A Soyuz-FG rocket carrying NASA astronaut Nick Hague and Roscosmos’ Alexei Ovchinin failed two minutes into its flight on Oct. 11, activating an automatic rescue system that sent their capsule into a steep ride back to Earth. They managed to emerge safely despite the harrowing ordeal.
A Russian investigation attributed the failure to a sensor that was damaged during the rocket's final assembly.
NASA announced Monday that Hague and Ovchinin will now launch to the space station on Feb. 28, along with NASA astronaut Christina Hammock Koch.

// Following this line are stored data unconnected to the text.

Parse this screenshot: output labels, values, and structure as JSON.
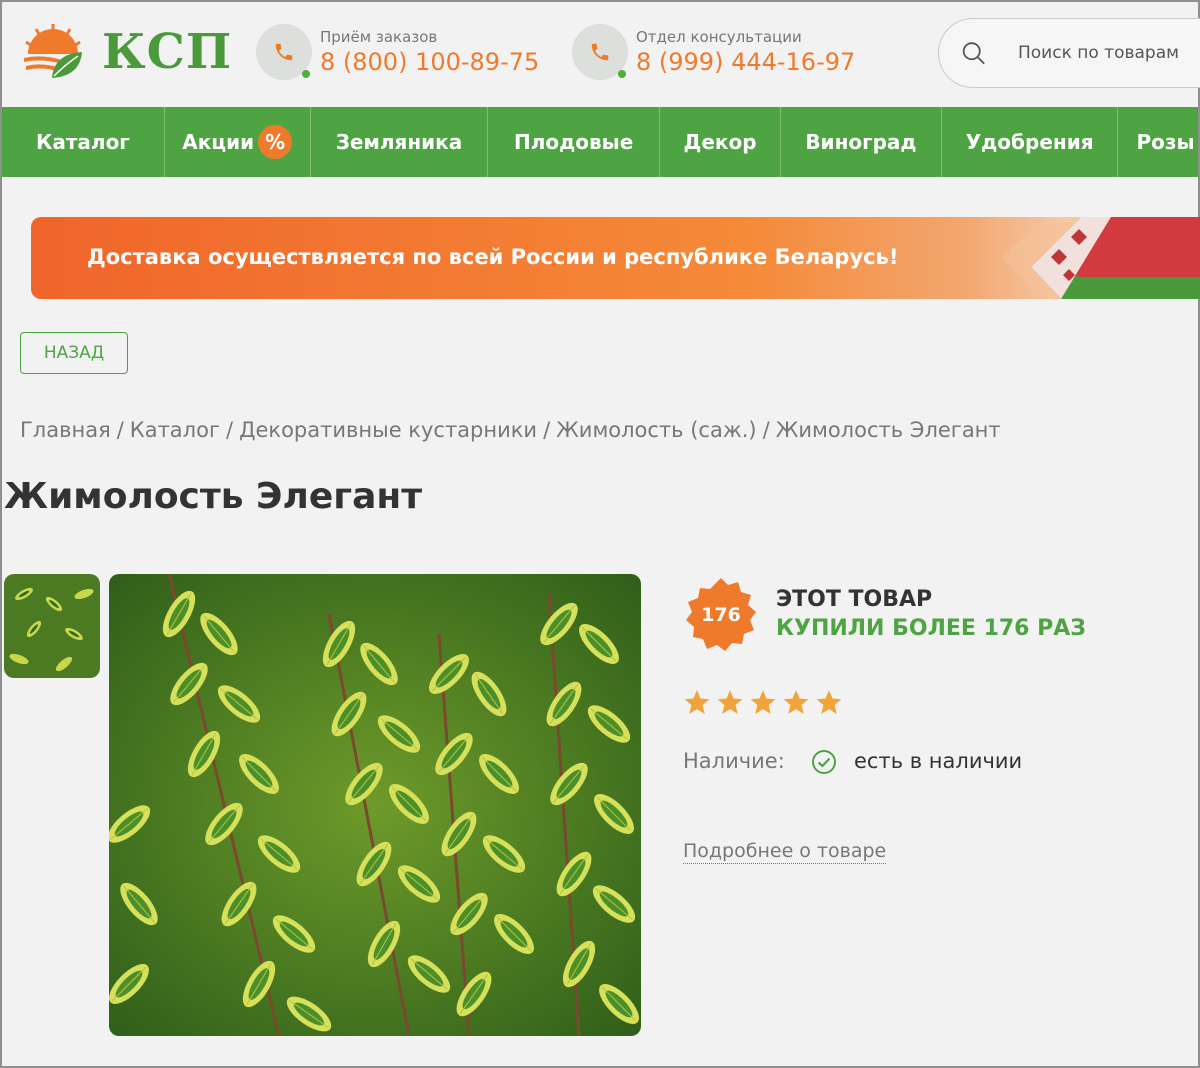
{
  "header": {
    "logo_text": "КСП",
    "contacts": [
      {
        "label": "Приём заказов",
        "phone": "8 (800) 100-89-75"
      },
      {
        "label": "Отдел консультации",
        "phone": "8 (999) 444-16-97"
      }
    ],
    "search": {
      "placeholder": "Поиск по товарам"
    }
  },
  "nav": {
    "items": [
      {
        "label": "Каталог"
      },
      {
        "label": "Акции",
        "badge": "%"
      },
      {
        "label": "Земляника"
      },
      {
        "label": "Плодовые"
      },
      {
        "label": "Декор"
      },
      {
        "label": "Виноград"
      },
      {
        "label": "Удобрения"
      },
      {
        "label": "Розы"
      }
    ]
  },
  "banner": {
    "text": "Доставка осуществляется по всей России и республике Беларусь!"
  },
  "back_button": "НАЗАД",
  "breadcrumb": [
    "Главная",
    "Каталог",
    "Декоративные кустарники",
    "Жимолость (саж.)",
    "Жимолость Элегант"
  ],
  "breadcrumb_separator": "/",
  "product": {
    "title": "Жимолость Элегант",
    "sold_count": "176",
    "sold_line1": "ЭТОТ ТОВАР",
    "sold_line2": "КУПИЛИ БОЛЕЕ 176 РАЗ",
    "rating": 5,
    "rating_max": 5,
    "availability_label": "Наличие:",
    "availability_value": "есть в наличии",
    "more_link": "Подробнее о товаре"
  },
  "colors": {
    "brand_green": "#4ea443",
    "accent_orange": "#f07a2c",
    "star_color": "#f0a33a"
  },
  "icons": {
    "logo": "leaf-sun-logo",
    "contact": "phone-icon",
    "search": "search-icon",
    "availability": "check-circle-icon",
    "rating": "star-icon"
  }
}
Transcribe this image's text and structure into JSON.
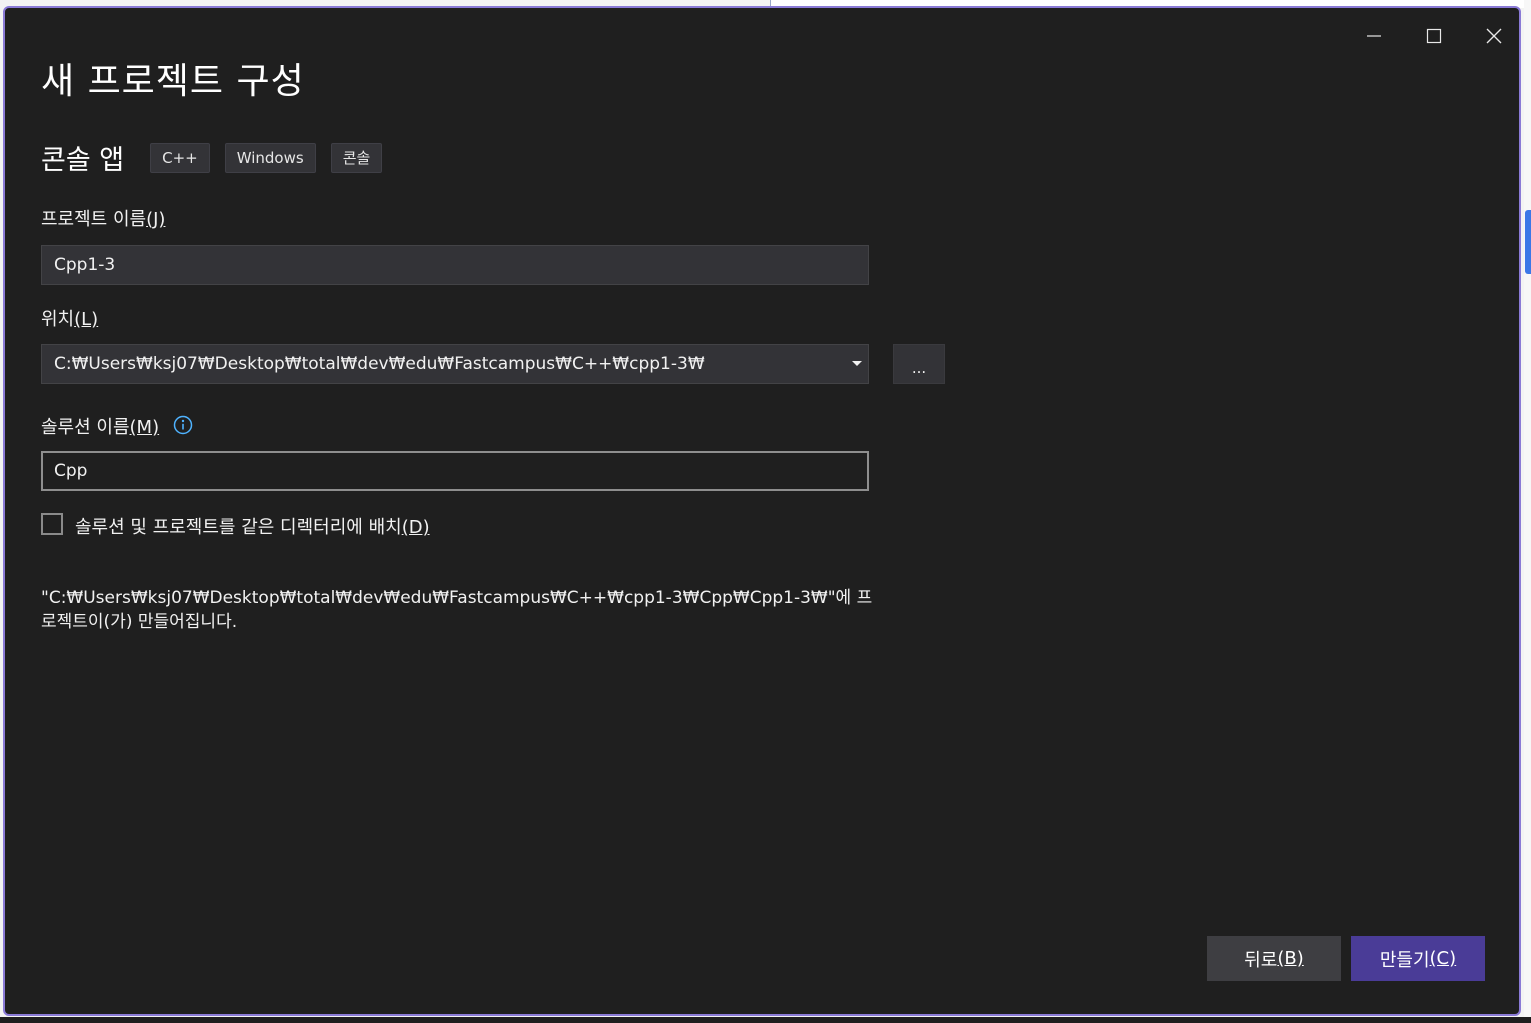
{
  "window": {
    "title": "새 프로젝트 구성",
    "controls": [
      "minimize",
      "maximize",
      "close"
    ]
  },
  "template": {
    "name": "콘솔 앱",
    "tags": [
      "C++",
      "Windows",
      "콘솔"
    ]
  },
  "form": {
    "project_name_label": "프로젝트 이름",
    "project_name_key": "(J)",
    "project_name_value": "Cpp1-3",
    "location_label": "위치",
    "location_key": "(L)",
    "location_value": "C:₩Users₩ksj07₩Desktop₩total₩dev₩edu₩Fastcampus₩C++₩cpp1-3₩",
    "browse_label": "...",
    "solution_name_label": "솔루션 이름",
    "solution_name_key": "(M)",
    "solution_name_value": "Cpp",
    "same_dir_label": "솔루션 및 프로젝트를 같은 디렉터리에 배치",
    "same_dir_key": "(D)",
    "same_dir_checked": false,
    "path_info": "\"C:₩Users₩ksj07₩Desktop₩total₩dev₩edu₩Fastcampus₩C++₩cpp1-3₩Cpp₩Cpp1-3₩\"에 프로젝트이(가) 만들어집니다."
  },
  "buttons": {
    "back_label": "뒤로",
    "back_key": "(B)",
    "create_label": "만들기",
    "create_key": "(C)"
  },
  "colors": {
    "dialog_bg": "#1f1f1f",
    "border_accent": "#8a7ad6",
    "primary_button": "#4a3c97",
    "info_icon": "#4fb3ff"
  }
}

The Soyuz accident in October was the first aborted crew launch for the Russian space program since 1983, when two Soviet cosmonauts safely jettisoned after a launch pad explosion.
Russian space officials took measures to prevent the repeat of such a rocket failure. Since the October mishap, four successful unmanned Soyuz satellite launches have been conducted to clear the path for the crew's launch on Monday.
After Monday’s successful launch, NASA Administrator Jim Bridenstine tweeted his thanks to his Russian counterpart Dmitry Rogozin and to NASA and Roscosmos space teams “for their dedication to making this launch a success.”
The Soyuz spacecraft is currently the only vehicle that can ferry crews to the space station, but Russia stands to lose that monopoly in the coming years with the arrival of SpaceX’s Dragon and Boeing’s Starliner crew capsules.